青年ピアニスト、アルトゥアは死んでから50年後の世界に蘇ってしまう。さらにひょんなことから知り合った音大生ベックに誘われ、幽霊以上に浮世離れしている学生たちと共同生活を送ることになった。突然の新しい人生には、なぜおかしな出来事ばかり起こるのか。幽体離脱ができるようになったり、不気味な“怪人”が現れたり、おまけに殺人事件まで発生するなんて……。不可解な事件をめぐり、青年ピアニストと音大生たちが走る走る! “謎”が奏でる秘密と再会の物語。

『ロザムンドの死の迷宮』/The Death Maze

アリアナ・フランクリン(Ariana Franklin)/吉澤康子・訳

創元推理文庫/定価1533円(税込)/5月28日/ISBN:978-4-488-22205-5

ケンブリッジを震撼させた連続殺人は過去のこと。わが子アリーや召使いのマンスールたちと平穏に暮らしていた女医アデリアは、アリーの父ロウリー司教に呼び出される。迷路に囲まれた塔の中で、国王ヘンリー二世の愛妾ロザムンドが毒を盛られたのだ。最大の容疑者である王妃エレアノールは雲隠れしており、このままでは国全体を巻きこむ戦乱が起きてしまう。アデリアはその検死の技と推理で真相をつかみ、戦を阻止できるのか。出色の中世歴史ミステリ第二弾。

『紳士と月夜の晒し台』/Death in the Stocks

ジョージェット・ヘイヤー(Georgette Heyer)/猪俣美江子・訳

創元推理文庫/定価1029円(税込)/5月28日/ISBN:978-4-488-12711-4

月夜の晩、ロンドンから離れた村の広場で、晒し台に両足を突っ込んだ紳士の刺殺体が発見された。

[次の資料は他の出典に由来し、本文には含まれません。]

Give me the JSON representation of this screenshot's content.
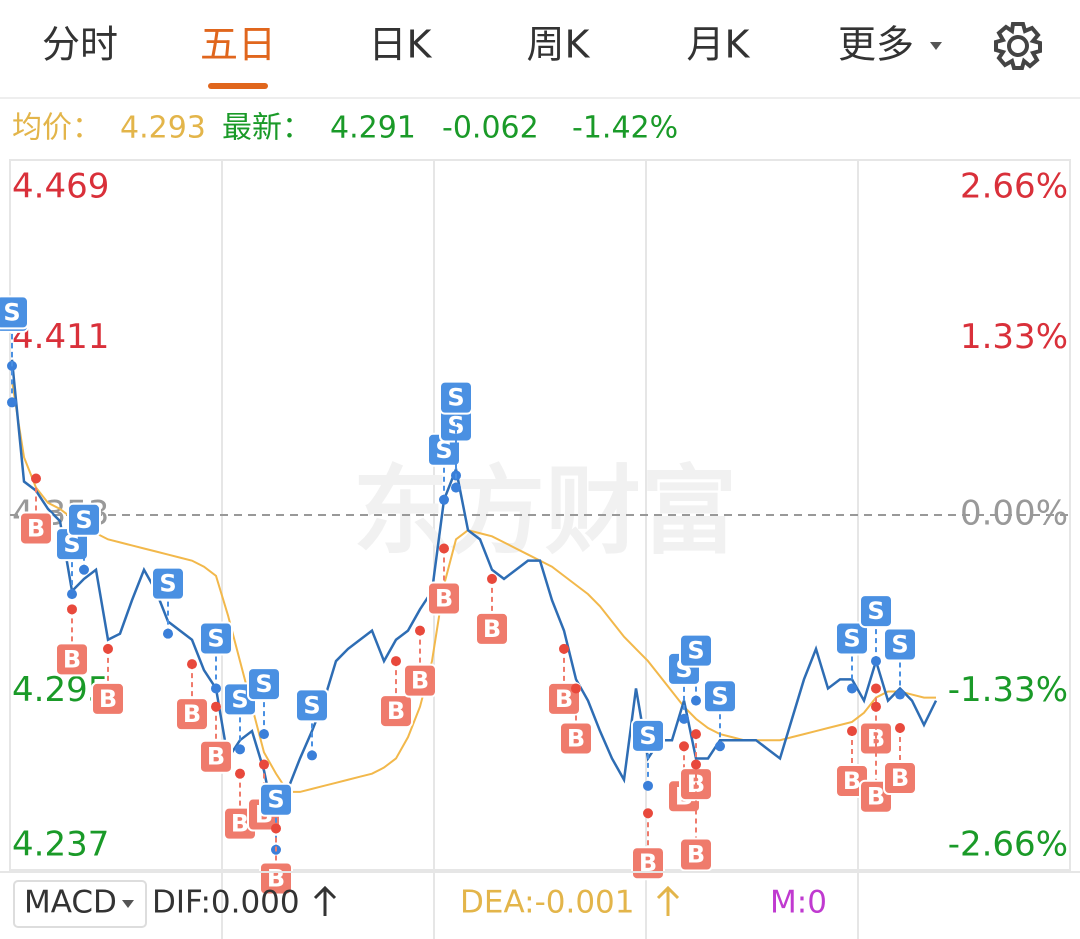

動機を持つ者にはこと欠かないが、浮世離れした容疑者たちを前に、ハナサイド警視は苦戦する。そんなとき、思わぬ事態が発生して……。ヒストリカル・ロマンスの大家として知られる一方、セイヤーズも認めた力量を持つ著者による、巧みな人物描写と緻密なプロットの傑作本格ミステリ。解説=福井健太

『ヒュペルボレオス極北神怪譚』/Hyperborean Grotesques

クラーク・アシュトン・スミス(Clark Ashton Smith)/大瀧啓裕・訳

創元推理文庫/定価1260円(税込)/5月28日/ISBN:978-4-488-54103-3

邪神ツァトッグアが地底に潜み、魔物が跋扈する超古代大陸ヒュペルボレオス。栄華を誇る首都コムモリオムが放棄されるまでの奇怪な?末を描く「アタムマウスの遺書」、異端の魔術師エイボンと宿敵の対決が思わぬ結末を迎える「土星への扉」他、アトランティス最後の島ポセイドニスの逸話も併載する。『ゾティーク幻妖怪異譚』に続き、美と頽廃の詩人による23の綺想を収める傑作集。